Les familles peuvent respirer un peu mieux. Face à une enquête menée par le régulateur britannique sur les frais excessifs imposés aux parents, Ryanair a annoncé une révision de sa politique. Cette décision vise à s'accorder aux normes de l'industrie et à éviter de perdre du temps avec des régulateurs, qu'elle juge mal informés, selon les mots de Michael O’Leary, le directeur général de la compagnie.
À compter de ce jeudi, les adultes voyageant avec des enfants âgés de 2 à 11 ans pourront se voir attribuer des sièges sans coût supplémentaire après leur enregistrement, mais cela pourrait signifier que certaines familles soient placées à l'arrière de l'avion. Ryanair précise en effet que cette méthode aléatoire pourrait entraîner un embarquement vers les rangées arrière, celles situées à l’avant étant réservées en priorité.
Cette évolution intervient en réponse à une enquête de la Competition and Markets Authority (CMA) qui, il y a deux semaines, a mis en lumière que Ryanair était la seule grande compagnie britannique à pratiquer de tels frais. En Italie, une telle pratique est désormais interdite. Les frais, d’environ huit livres (soit près de neuf euros), s’appliquaient aux familles souhaitant garantir un siège à côté d’un enfant.
« Il s’agit d’une clause contractuelle potentiellement abusive », a déclaré la CMA, souhaitant examiner en profondeur cette situation.
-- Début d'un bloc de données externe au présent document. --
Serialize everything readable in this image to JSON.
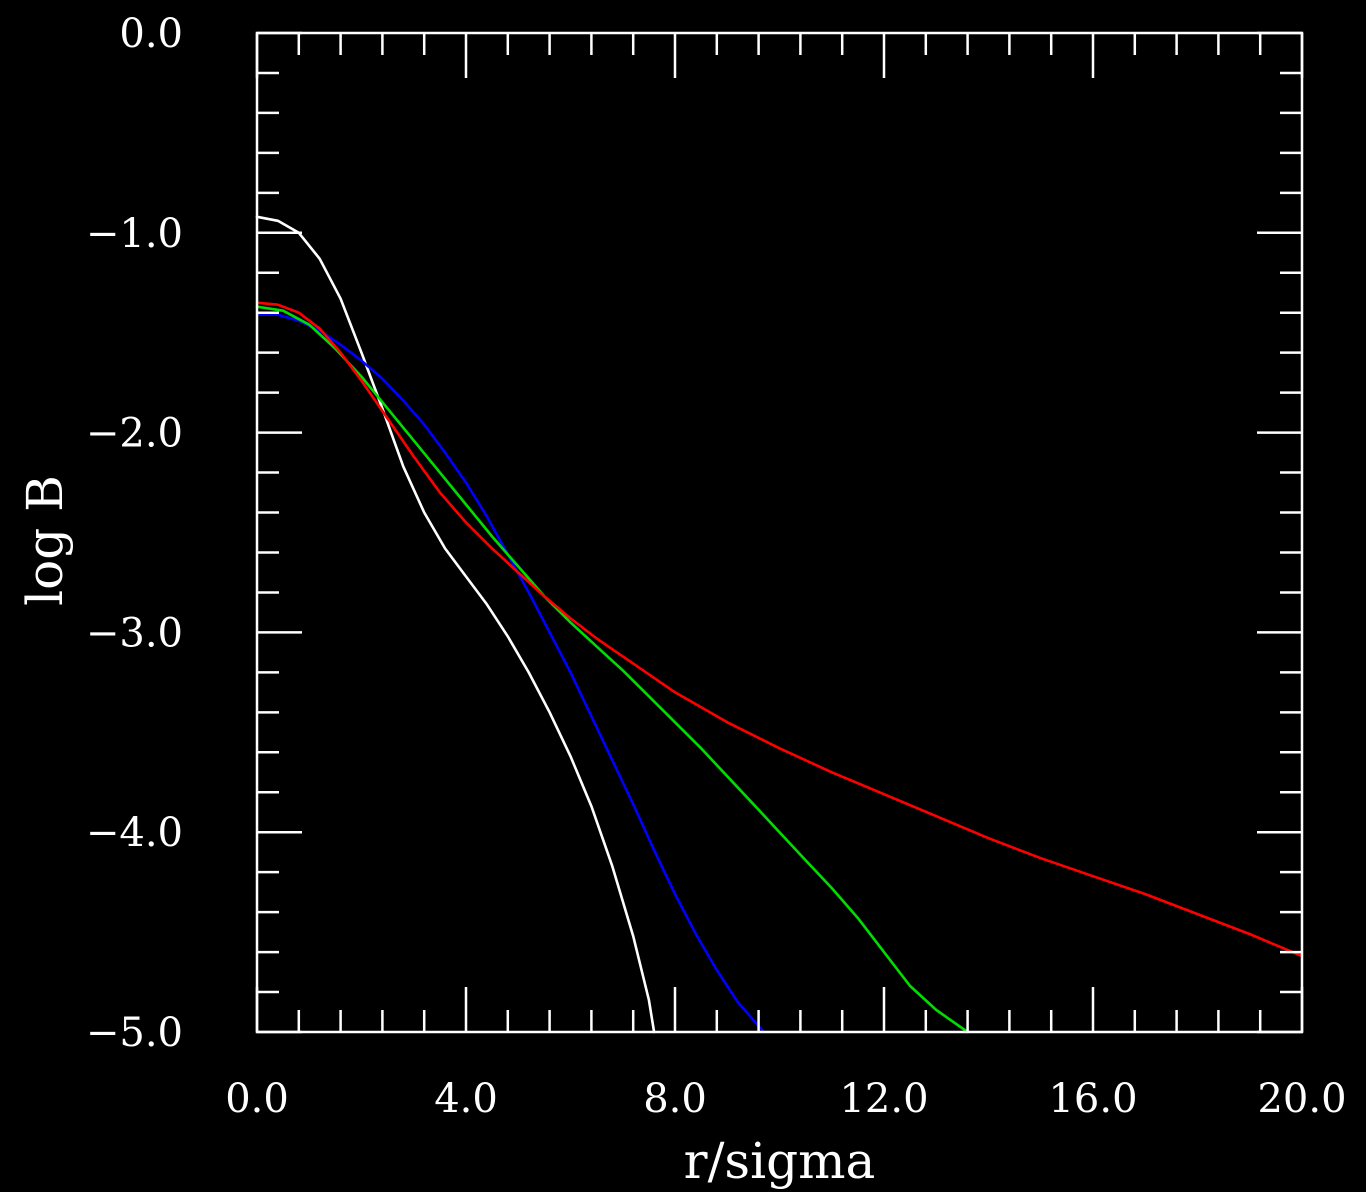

Ryanair, pourtant, défendait ses pratiques en arguant que ce modèle permettait à un adulte de réserver un seul siège, tout en ayant la possibilité d'assoir jusqu'à quatre enfants sans frais supplémentaires.
Michael O’Leary, connu pour son franc-parler, a même prétendu que la politique de Ryanair en matière de placement des familles était « la plus progressiste et transparente d'Europe ». Toutefois, pour les familles souhaitant choisir leurs places à l’avance, un paiement supplémentaire sera toujours nécessaire.
Cette initiative de Ryanair a suscité des avis divergents parmi les experts. Certains estiment que c'est un pas dans la bonne direction, tandis que d'autres soulignent que cette mesure pourrait ne pas suffire à rétablir la confiance des consommateurs. Le secteur aérien continue d’évoluer et les compagnies doivent s’adapter aux attentes croissantes des passagers.